A reform made by the Ontario government in January is intended to make colleges and universities more affordable for mature students. The changes made will take effect for students applying to programs beginning in September 2017.
According to an announcement from the Ministry of Advanced Education and Skills Development, “150,000 people in Ontario will be eligible to receive free tuition as a result of the improvements the provincial government is making to the Ontario Student Assistance Program (OSAP).”
Mature students whose family income is under $50,000 per year are to be given enough grant money to make their tuition free.
Sean Greson, a representative for Deputy Minister Deb Matthews, told Humber Et Cetera that, “If the new OSAP was in place today, OSAP would provide free average tuition to more than 210,000 Ontario students,” even more than the projected average in years to come.
During the 2015-2016 school year, 13,586 Humber College students used OSAP to fund their education. Of those, 42 per cent qualified for mature student status according to OSAP guidelines, which means thousands of students at Humber will be directly affected by the changes.
“Changes to OSAP will allow mature students to access a wide variety of financial aid programs they were previously excluded from, such as the upcoming Ontario Student Grant,” said Gayle McFadden, national executive representative of the Canadian Federation of Students.
Despite being pleased with the changes, McFadden reiterates that the CFS would like to see more.

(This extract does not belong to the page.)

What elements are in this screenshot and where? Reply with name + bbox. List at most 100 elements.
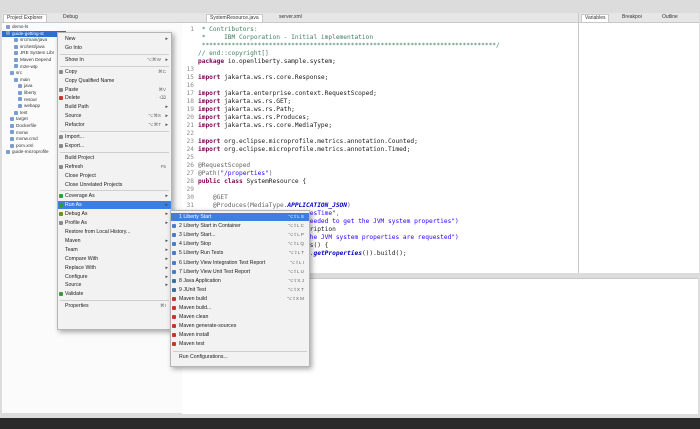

“Our main concerns around student financial assistance remain the same: that we do not believe that anyone wishing to pursue a post-secondary education should have to go into debt to do so. Ideally, we are fighting for reductions in tuition fees with the goal of eventually eliminating them,” said McFadden.
“This year, we have proposed to the government a four-year plan to eliminate tuition fees in the province by creating a cost-sharing model with the federal government to fully-fund post-secondary education,” she said.
In response to critics questioning whether the government can afford to implement the reforms, the Ministry representative for Matthews said, “the changes to OSAP are made possible by reallocating existing government dollars that are already supporting postsecondary students and using those dollars in a more timely and targeted way.”
David Kieu, a 24-year-old student in Humber’s Multimedia Design and Development program, explained how OSAP has facilitated his education.
“I use OSAP much more now in my post-grad than in my previous university education, as I am relying on most of my own income in addition to living in an apartment separate from my parents. Low-income grants have been a lifesaver,” said Kieu.
“The changes to OSAP would make me seriously consider continuing education studies in the future.”